De laatste jaren zien we bovendien dat het CPB steeds vaker wordt gevraagd om berekeningen van anderen – denk aan de belastingramingen van het ministerie van Financiën, denk ook aan de vele plannen die door departementen worden gemaakt voor nieuwe ombuigingen of beleidsintensiveringen – van een certificering of second opinion te voorzien. En ook politieke partijen weten steeds vaker de digitale weg naar het Bezuidenhout te vinden om hun alternatieve beleidsplannen door te laten rekenen. Dat is eervol en waardevol, maar ook eindig: waar het vroeger meestal om één tegenbegroting per jaar ging, kloppen Kamerfracties – en dat zijn er nogal wat inmiddels – nu veel vaker aan om bijvoorbeeld een alternatief voor het toeslagenstelsel of het effect van het verhogen van het minimumloon te laten doorrekenen. We zullen in de toekomst vaker “nee” moeten verkopen. En om het goede voorbeeld te geven schrappen we met ingang van dit jaar één van onze vier ramingspublicaties, de decemberraming.
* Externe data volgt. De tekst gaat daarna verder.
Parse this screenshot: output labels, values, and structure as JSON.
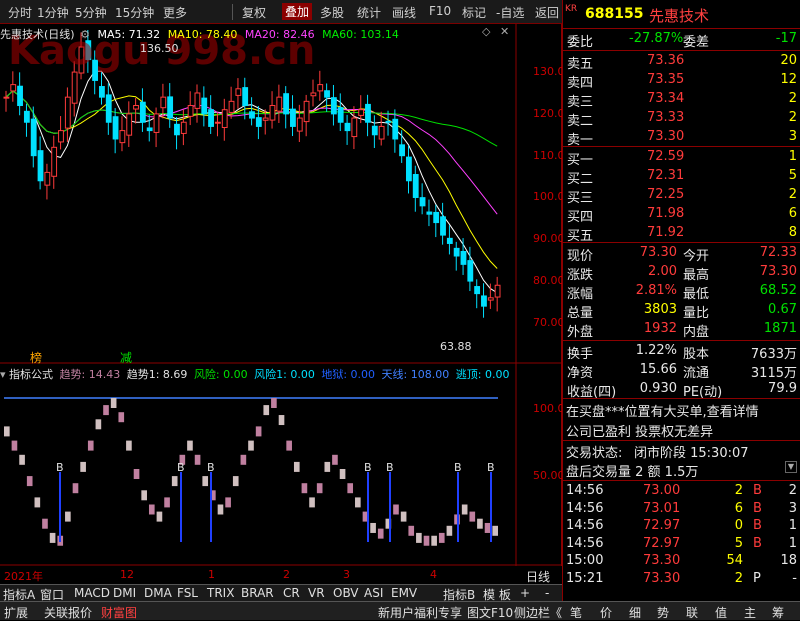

Ten tweede, nieuwe indicatoren voor houdbare overheidsfinanciën. De Studiegroep Begrotingsruimte heeft geadviseerd om de komende kabinetsperiode per saldo niet extra te bezuinigen, maar ook niet te intensiveren, ten opzichte van het pad voor de overheidsfinanciën uit de middellangetermijnverkenning van het CPB. Dat is een pragmatische keuze: we weten niet goed hoe de economische ontwikkeling gaat zijn, en het is altijd verstandig om de automatische stabilisatoren op de begroting te laten werken. Maar de Studiegroep constateert ook dat er behoefte is aan nieuwe begrotingsankers voor de langere termijn. De EMU-normen (3% tekort, 60% schuldquote, en vooral de hele santenkraam daaromheen) zijn achterhaald en onbegrijpelijk – voor de duidelijkheid, dat zijn mijn woorden, niet die van de Studiegroep. En het intergenerationele houdbaarheidsbegrip, in het verleden door het CPB ontwikkeld, is aan revisie toe. Wij gaan daar dit jaar mee aan de slag.
Daarnaast wijst de Studiegroep op het belang van het opnemen van indicatoren voor brede welvaart (denk naast economische groei en werkgelegenheid ook aan bijvoorbeeld menselijk kapitaal, ongelijkheid en leefbaarheid) in de begrotingscyclus. Het CPB zal hiervoor dit jaar, in nauwe samenwerking met de andere planbureaus, een plan van aanpak ontwikkelen.
Ten derde, herstelbeleid na de crisis. De coronacrisis heeft een aantal kwetsbaarheden van de Nederlandse economie nogmaals blootgelegd: trage productiviteitsontwikkeling, tweedeling op de arbeidsmarkt, kansenongelijkheid in het onderwijs. Daarnaast staat Nederland voor grote uitdagingen op terreinen als de energietransitie, wonen en ruimtelijke ordening. In ons onderzoeksprogramma besteden we aandacht aan al deze thema’s om economische inzichten te ontwikkelen die de politiek kunnen helpen om de keuzes te maken die Nederland na de crisis vooruit helpen – opnieuw, vanuit het perspectief van brede welvaart. In dit kader zal het CPB ook als onafhankelijk expert de voorstellen ten behoeve van het Nationaal Groeifonds beoordelen.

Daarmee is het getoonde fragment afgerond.